Seeing that title, I can’t help but think of reading “under duress,” which is probably what many of our children feel like they have to do, but no — this is different. I’d read under duress any day. But when circumstances in my life brought a great deal of stress into my life 6 weeks ago, I learned a little bit about reading under stress.
Stress changes things. We feel differently. We think differently. There are physical changes such as loss of appetite, decreased or increased sleep, that wired feeling. But who would think that it would change our reading habits?
A friend of mine’s husband died suddenly last year. She and I are both readers, and one of the things that she shared with me was how hard it was for her to concentrate to read a book. I wondered if grief was staking it’s claim on her subconscious mind, disallowing it to multitask.

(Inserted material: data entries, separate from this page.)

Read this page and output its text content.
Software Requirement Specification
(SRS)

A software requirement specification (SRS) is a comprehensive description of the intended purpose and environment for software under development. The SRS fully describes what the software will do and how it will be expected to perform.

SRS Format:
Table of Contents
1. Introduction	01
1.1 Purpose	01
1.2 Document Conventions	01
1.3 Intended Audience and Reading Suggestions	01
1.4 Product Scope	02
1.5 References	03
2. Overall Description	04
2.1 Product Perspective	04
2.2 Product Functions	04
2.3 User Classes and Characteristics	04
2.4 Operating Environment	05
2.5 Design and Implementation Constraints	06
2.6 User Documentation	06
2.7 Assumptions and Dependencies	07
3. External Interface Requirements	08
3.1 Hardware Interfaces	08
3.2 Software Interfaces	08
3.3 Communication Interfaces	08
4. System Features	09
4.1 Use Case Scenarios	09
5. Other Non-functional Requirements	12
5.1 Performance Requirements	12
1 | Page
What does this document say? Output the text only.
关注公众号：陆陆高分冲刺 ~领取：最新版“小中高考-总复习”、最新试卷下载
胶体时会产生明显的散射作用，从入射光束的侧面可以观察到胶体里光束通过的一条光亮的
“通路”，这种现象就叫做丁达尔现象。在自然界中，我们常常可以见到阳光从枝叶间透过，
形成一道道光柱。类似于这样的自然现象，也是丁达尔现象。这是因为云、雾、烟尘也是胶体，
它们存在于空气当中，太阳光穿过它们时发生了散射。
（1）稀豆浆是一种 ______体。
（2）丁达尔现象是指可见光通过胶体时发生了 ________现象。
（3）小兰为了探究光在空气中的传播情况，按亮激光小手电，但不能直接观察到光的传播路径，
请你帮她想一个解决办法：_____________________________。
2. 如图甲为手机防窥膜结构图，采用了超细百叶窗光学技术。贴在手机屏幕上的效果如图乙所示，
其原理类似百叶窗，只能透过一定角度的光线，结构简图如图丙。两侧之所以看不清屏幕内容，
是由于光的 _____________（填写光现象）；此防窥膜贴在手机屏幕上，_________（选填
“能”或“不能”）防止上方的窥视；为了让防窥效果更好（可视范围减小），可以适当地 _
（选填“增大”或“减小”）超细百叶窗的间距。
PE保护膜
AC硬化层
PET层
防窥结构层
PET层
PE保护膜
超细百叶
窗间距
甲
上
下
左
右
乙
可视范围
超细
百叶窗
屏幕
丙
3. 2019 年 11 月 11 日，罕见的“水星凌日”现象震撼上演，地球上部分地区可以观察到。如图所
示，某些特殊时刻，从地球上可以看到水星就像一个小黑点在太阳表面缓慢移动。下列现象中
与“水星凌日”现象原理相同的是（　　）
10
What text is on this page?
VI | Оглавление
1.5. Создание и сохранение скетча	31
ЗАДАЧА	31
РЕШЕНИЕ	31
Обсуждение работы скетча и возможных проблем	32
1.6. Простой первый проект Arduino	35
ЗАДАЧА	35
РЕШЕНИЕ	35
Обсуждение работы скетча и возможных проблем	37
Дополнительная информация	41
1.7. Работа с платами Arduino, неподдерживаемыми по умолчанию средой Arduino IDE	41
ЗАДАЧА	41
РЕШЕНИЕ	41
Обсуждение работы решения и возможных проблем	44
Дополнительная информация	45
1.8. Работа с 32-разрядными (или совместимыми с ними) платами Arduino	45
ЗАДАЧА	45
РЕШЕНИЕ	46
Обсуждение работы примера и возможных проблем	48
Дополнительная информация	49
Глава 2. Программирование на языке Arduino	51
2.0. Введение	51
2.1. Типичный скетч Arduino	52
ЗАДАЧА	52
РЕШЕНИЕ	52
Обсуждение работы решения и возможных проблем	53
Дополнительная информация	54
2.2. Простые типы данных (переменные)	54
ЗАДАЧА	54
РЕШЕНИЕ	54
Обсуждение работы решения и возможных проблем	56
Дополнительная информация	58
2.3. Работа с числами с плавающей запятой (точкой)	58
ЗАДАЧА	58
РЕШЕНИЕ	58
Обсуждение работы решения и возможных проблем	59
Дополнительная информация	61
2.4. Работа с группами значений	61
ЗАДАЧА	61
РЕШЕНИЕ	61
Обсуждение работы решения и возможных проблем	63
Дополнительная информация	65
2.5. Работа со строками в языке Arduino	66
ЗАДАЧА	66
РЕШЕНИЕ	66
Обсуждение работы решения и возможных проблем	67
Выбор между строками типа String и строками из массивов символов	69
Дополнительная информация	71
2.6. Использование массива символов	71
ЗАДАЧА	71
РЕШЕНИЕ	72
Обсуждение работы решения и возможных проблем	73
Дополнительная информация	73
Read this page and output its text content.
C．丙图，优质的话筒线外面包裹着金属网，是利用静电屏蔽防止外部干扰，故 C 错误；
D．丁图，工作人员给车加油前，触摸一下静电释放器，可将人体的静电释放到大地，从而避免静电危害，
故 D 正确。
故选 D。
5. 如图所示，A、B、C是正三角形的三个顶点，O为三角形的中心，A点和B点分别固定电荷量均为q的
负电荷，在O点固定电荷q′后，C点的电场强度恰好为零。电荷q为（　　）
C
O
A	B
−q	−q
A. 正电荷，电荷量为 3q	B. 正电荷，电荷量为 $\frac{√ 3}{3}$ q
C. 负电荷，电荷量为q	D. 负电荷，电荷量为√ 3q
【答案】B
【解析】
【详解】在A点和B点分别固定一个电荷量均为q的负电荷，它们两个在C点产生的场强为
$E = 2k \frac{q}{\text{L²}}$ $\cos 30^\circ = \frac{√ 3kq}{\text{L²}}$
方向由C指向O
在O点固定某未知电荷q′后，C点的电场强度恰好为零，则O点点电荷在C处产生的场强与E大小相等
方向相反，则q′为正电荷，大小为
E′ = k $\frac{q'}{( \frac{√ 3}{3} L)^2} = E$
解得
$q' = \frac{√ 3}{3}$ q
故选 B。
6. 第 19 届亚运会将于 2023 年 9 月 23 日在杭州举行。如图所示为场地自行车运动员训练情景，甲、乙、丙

While I was spending hours in the car those first few weeks after my mom’s brain cancer diagnosis, driving from hospital to home to my grandmother’s house and back again, I did have an audiobook handy. In fact, I was planning to get through several audiobooks. I did listen some, but other times I just needed quiet or praise music to soothe my soul. Often my cell phone was glued to my head as I grasped the few moments that I had to return phone calls and catch up with people.
I carried a book with me in my bag, in addition to some snacks and a sweater, but the book generally stayed put. At home at night, I was weary. I expected the weight and ambiguity of my circumstances and my anxiety about them to make sleep difficult, but in fact my busy schedule had exhausted me, and thankfully sleep came easily. After debriefing my husband on the day’s events, I read a few pages, but then fell right to sleep. There was simply no time to read. And then one weekend I was finally able to finish the book I had been toting around for over two weeks.
It felt good to escape into this fantastic and beloved installment in a middle grade series I enjoy. And it was the perfect read. There was no worry about cancer or grandmothers or children or housekeeping. It was truly an escape.
After that, I picked up another light read — a novel also not very rooted in reality. And then another. All the while, I was reading a travel memoir that really just consisted of little unrelated paragraphs, making it perfect for me to pick up even when I just had a few minutes to read.
Just this weekend I finished a lovely character-driven novel, ripe with family stress and turmoil and self-examination. I like that kind of book, but it had been months since I read something like that, which probably made it all the more delicious. But I couldn’t have done it last month. I don’t think that I had the concentration or the emotional energy to tackle it while I was dealing with all the unexpected changes life had thrown me.
Summer has officially begun, and so my days are less structured. Instead of rushing the kids off to school, I can linger over my coffee with a book. I still have responsibilities that weigh on my mind and heart. I’m visiting my grandmother in her new “home” at least four times a week. I’m helping my mom get to treatment (and enjoying spending time with her) a couple of times per week. But it’s starting to feel normal, like a part of life.
I’m now a caretaker for those other than they who call me mom, but I’m back to being a wife, a mom, a friend (though probably still not a very good one), and yes–a reader.